Bisnis.com, JAKARTA - Nilai tukar rupiah terhadap dolar AS hari ini berisiko melemah hingga ke Rp15.400 dengan agenda pertemuan The Fed di depan mata.
Prediksi laju pergerakan nilai tukar rupiah terhadap dolar Amerika Serikat (AS) pada pekan depan dibayangi keputusan Bank Sentral AS Federal Reserve (The Fed) soal suku bunga. Adapun, The Fed akan menggelar pertemuan Federal Open Market Committee (FOMC) pada 19-20 September 2023.
Pada perdagangan akhir pekan, Jumat (15/9/2023), rupiah ditutup melemah tipis 0,50 poin di level Rp15.355 per dolar AS. Sedangkan indeks mata uang Negeri Paman Sam tersebut juga tergelincir 0,17 persen atau 0,18 poin ke level 105,22.
Pengamat Pasar Keuangan, Ariston Tjendra mengatakan, inflasi AS yang masih belum juga turun ke level target 2 persen membuka ekspektasi bahwa Bank Sentral AS masih akan menahan suku bunga acuannya di level tinggi untuk waktu yang lebih lama, dan ini juga membuka kemungkinan kenaikan suku bunga acuan 25 basis poin lagi.
"Selama inflasi belum turun, The Fed pasti akan mengambil tindakan atau kebijakan moneter yang lebih ketat seperti menaikkan suku bunga acuan lagi. Tapi tentunya The Fed tidak akan tergesa-gesa karena ada konsekuensi pelambatan ekonomi bila suku bunga acuan terus dinaikkan," ujar Ariston kepada Bisnis dikutip Minggu, (17/9/2023).
Seperti diketahui, inflasi AS naik dari sebelumnya 3,2 persen menjadi 3,7 persen secara tahunan (year-on-year/yoy). Sedangkan secara bulanan, inflasi AS Agustus 2023 naik dari sebelumnya 0,2 persen menjadi 0,6 persen month-to-month (mtm).
Baca Juga
Kendati inflasi AS secara keseluruhan mengalami kenaikan, inflasi inti yoy mengalami penurunan dari sebelumnya 4,7 persen menjadi 4,3 persen.

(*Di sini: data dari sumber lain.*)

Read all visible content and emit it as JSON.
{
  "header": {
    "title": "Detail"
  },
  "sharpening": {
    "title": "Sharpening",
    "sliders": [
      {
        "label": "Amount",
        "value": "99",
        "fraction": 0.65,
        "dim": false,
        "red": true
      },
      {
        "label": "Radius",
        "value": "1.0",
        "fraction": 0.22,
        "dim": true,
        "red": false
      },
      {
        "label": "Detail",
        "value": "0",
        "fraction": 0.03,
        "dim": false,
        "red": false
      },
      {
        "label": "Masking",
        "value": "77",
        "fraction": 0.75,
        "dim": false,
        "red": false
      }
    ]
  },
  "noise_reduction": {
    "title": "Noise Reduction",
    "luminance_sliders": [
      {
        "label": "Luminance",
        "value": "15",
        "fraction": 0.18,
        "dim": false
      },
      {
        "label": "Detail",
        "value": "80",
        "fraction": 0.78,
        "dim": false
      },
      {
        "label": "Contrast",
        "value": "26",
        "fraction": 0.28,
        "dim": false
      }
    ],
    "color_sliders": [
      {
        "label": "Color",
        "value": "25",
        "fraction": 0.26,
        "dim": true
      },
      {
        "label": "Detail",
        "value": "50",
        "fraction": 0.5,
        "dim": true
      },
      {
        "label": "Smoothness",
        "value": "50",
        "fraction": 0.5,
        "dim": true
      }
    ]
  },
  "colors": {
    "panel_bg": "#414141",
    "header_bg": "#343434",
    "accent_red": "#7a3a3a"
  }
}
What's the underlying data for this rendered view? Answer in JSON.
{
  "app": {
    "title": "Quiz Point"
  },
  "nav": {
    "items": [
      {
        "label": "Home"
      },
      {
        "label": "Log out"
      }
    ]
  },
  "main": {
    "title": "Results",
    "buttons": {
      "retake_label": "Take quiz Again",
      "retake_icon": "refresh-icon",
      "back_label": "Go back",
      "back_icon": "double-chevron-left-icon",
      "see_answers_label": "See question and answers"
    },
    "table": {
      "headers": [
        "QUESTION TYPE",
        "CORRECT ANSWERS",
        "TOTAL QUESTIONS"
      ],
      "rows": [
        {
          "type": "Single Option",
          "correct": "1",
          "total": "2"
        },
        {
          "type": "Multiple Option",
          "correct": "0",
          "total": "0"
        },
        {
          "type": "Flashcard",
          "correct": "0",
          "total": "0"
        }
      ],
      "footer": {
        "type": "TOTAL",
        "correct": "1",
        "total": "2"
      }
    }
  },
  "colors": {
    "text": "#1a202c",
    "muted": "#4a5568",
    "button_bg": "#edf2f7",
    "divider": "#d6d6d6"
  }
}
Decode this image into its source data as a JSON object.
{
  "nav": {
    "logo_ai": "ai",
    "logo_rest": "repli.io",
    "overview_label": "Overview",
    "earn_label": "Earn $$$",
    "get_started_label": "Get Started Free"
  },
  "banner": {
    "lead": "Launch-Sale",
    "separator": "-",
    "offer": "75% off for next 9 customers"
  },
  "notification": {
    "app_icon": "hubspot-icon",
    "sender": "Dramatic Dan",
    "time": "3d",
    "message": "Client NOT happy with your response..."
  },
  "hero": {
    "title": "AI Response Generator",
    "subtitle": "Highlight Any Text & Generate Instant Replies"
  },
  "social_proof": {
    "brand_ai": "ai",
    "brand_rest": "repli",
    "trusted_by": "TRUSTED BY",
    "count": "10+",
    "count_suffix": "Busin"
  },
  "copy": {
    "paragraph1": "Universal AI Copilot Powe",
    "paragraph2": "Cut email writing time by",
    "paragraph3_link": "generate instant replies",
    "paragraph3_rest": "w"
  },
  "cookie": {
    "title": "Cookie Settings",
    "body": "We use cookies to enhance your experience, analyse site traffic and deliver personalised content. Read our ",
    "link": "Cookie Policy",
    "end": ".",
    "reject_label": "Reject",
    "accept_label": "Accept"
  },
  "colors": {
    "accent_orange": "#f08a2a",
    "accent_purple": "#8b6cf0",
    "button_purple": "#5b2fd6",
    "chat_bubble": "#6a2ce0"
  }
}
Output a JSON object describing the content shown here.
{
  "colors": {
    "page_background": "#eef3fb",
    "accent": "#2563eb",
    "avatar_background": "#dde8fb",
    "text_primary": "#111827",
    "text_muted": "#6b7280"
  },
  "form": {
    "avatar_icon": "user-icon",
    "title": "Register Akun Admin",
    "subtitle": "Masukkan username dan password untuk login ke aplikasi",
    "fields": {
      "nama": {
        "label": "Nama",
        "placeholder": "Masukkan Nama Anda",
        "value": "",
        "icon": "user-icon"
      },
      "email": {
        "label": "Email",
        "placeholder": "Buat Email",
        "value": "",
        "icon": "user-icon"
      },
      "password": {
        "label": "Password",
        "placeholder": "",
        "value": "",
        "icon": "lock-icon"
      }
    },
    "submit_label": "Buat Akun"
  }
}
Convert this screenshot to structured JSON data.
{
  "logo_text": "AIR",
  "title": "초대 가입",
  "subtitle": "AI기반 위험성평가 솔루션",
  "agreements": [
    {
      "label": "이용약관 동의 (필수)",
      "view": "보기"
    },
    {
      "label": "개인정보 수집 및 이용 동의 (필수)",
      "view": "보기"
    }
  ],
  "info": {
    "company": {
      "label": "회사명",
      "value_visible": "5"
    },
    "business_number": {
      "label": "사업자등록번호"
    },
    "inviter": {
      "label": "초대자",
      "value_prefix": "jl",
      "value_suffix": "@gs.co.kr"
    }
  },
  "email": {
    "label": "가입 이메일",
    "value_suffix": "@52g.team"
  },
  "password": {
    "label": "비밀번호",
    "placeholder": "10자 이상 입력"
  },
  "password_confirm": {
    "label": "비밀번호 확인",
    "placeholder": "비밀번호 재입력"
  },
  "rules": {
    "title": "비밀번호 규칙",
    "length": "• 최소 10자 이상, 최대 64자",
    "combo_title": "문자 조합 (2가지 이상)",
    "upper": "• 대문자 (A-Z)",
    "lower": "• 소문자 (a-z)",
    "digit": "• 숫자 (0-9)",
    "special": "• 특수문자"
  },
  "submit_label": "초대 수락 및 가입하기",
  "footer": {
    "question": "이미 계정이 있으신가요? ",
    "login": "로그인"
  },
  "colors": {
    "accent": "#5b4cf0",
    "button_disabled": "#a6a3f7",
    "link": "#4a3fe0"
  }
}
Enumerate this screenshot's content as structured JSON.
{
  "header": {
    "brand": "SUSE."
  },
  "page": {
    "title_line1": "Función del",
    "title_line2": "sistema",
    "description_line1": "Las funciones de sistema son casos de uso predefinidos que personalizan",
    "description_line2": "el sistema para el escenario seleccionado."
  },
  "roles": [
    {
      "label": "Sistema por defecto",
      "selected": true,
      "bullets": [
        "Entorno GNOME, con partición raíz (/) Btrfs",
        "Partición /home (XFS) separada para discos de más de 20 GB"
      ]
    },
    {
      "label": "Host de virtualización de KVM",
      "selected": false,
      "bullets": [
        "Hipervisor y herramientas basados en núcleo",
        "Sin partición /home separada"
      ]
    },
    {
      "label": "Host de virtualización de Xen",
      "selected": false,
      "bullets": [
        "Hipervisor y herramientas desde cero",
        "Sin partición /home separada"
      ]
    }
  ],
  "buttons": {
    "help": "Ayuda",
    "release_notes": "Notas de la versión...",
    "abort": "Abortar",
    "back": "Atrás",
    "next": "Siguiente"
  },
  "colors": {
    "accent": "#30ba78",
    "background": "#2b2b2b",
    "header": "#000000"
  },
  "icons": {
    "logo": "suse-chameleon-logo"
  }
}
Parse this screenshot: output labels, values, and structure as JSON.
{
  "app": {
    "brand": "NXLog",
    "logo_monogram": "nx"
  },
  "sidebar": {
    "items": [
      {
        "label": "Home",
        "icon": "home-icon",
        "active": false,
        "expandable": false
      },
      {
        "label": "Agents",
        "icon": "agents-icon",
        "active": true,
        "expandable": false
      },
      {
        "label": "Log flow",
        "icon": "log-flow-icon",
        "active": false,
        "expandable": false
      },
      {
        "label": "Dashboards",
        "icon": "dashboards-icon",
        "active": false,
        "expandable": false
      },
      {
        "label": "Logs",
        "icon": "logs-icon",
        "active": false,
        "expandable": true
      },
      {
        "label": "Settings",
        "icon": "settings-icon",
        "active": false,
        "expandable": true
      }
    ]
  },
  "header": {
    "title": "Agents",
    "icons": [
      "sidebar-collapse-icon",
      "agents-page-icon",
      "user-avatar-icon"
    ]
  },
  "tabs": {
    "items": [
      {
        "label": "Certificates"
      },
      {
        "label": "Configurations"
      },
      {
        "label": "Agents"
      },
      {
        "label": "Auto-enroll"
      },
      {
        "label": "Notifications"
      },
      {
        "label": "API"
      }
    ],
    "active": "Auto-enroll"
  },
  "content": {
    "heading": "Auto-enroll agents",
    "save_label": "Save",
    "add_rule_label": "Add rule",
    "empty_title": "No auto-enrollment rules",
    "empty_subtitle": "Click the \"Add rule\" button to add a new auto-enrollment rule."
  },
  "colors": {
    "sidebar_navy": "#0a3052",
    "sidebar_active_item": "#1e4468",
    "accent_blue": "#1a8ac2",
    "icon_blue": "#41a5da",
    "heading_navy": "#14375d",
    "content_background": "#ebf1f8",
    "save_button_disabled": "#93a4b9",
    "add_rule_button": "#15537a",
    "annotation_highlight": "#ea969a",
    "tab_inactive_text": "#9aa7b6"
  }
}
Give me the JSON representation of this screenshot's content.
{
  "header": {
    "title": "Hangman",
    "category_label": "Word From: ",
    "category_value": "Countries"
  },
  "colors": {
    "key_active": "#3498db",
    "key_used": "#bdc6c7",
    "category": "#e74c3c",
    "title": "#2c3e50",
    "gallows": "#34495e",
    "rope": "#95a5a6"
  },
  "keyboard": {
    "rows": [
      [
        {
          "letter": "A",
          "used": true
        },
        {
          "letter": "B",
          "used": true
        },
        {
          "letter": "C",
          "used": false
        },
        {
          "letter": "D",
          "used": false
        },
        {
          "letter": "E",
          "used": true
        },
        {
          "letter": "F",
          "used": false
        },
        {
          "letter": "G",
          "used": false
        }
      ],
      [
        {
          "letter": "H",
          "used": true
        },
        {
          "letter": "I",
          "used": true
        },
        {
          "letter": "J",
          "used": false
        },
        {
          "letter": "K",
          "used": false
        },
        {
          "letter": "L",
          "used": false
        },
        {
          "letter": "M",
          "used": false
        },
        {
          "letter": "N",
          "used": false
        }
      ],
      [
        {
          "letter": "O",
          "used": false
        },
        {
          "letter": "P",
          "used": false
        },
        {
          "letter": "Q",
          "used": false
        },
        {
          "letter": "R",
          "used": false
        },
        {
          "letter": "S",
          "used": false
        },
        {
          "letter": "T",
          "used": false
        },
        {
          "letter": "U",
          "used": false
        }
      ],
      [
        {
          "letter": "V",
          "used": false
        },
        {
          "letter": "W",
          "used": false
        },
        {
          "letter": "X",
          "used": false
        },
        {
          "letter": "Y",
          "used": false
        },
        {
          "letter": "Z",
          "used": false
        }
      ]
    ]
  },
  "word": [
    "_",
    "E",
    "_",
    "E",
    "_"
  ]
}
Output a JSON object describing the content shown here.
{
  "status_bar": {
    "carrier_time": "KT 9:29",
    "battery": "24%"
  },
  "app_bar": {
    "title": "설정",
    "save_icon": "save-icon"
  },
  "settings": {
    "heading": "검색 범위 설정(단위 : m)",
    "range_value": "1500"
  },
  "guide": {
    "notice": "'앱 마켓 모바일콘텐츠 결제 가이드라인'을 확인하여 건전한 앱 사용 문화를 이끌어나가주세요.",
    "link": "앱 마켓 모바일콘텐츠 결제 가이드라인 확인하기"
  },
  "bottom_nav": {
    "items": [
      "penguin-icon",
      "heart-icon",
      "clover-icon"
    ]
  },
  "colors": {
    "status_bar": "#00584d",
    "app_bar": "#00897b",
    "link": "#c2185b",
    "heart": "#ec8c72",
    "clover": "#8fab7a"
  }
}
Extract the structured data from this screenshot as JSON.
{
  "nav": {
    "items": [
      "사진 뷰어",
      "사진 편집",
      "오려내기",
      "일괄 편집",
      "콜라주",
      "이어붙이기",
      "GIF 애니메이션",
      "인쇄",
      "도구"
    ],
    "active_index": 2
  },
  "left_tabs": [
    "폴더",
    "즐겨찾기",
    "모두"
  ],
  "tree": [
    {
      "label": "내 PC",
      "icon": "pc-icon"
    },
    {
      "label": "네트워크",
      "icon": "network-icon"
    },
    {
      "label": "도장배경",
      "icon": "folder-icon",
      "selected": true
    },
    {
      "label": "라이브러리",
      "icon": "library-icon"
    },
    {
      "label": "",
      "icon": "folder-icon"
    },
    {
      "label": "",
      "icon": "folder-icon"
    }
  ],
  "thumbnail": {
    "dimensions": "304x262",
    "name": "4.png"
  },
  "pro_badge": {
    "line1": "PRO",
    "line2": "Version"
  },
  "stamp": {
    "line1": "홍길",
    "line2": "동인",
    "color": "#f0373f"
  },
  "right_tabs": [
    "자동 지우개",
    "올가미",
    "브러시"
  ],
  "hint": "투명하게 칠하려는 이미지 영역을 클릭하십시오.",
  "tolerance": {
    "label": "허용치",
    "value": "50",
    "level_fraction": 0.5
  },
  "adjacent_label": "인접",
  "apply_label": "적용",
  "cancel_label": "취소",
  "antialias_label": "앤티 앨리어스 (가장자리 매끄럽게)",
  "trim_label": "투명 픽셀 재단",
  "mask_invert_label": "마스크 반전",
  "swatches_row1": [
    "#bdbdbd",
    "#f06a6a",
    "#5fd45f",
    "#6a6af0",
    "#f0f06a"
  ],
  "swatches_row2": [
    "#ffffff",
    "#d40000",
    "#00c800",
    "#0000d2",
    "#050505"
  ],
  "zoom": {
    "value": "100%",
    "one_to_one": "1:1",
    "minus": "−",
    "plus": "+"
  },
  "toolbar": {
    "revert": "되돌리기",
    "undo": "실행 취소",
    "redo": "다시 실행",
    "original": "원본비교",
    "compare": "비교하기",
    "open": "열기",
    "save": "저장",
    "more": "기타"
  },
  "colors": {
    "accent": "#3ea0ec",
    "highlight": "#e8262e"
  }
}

Dengan sederet data ekonomi AS tersebut, Ariston mengatakan untuk FOMC pekan depan, The Fed diprediksi masih akan tetap menahan suku bunga acuan di level saat ini yaitu di kisaran 5,25-5,50 persen. Namun, The Fed masih membuka opsi kenaikan suku bunga satu kali lagi ke level 5,75 persen, setidaknya hingga akhir tahun.
Tak hanya soal suku bunga The Fed, menurutnya faktor lain yang bisa memengaruhi rupiah adalah perekonomian China. Bank sentral China (People's Bank of China/PBoC) memangkas rasio cadangan perbankan sebesar 25 basis poin menjadi 7,4 persen yang berlaku mulai Jumat (15/9/2023) guna mendukung pengeluaran pemerintah untuk menstimulasi ekonomi yang melambat.
Di lain sisi, sentimen positif untuk rupiah datang dari dalam negeri, yaitu surplus neraca perdagangan. Badan Pusat Statistik (BPS) mencatat neraca perdagangan Indonesia pada Agustus 2023 surplus sebesar US$3,12 miliar, lebih tinggi dibandingkan dengan surplus pada Juli 2023 sebesar US$1,29 miliar.
"Data neraca perdagangan yang kembali surplus meskipun mengalami penurunan ekspor dan impor juga bisa memberikan sentimen positif untuk rupiah. Tapi di sisi lain, harga minyak mentah yang terus naik bisa memberikan tekanan untuk rupiah karena Indonesia sebagai net importir minyak mentah," jelasnya.
Ariston mengatakan, dengan sederet sentimen yang berdampak ke rupiah, terutama penerapan suku bunga tinggi The Fed, nilai tukar rupiah pekan depan diprediksi melemah ke arah Rp15.400 per dolar AS.
"Namun bila the Fed memberikan sinyal tidak akan menaikan suku bunga lagi, rupiah bisa menguat ke arah support Rp15.280 hingga Rp15.300 untuk pekan depan," pungkasnya.
Direktur Laba Forexindo Berjangka Ibrahim Assuaibi mengatakan, mata uang rupiah pada hari ini akan fluktuatif namun ditutup menguat direntang Rp15.320- Rp15.390.
Hal tersebut karena The Fed diperkirakan masih akan mempertahankan suku bunganya pada pertemuan minggu ini, namun ketahanan perekonomian kemungkinan berarti bahwa bank sentral AS akan mengulangi sikap hawkishnya.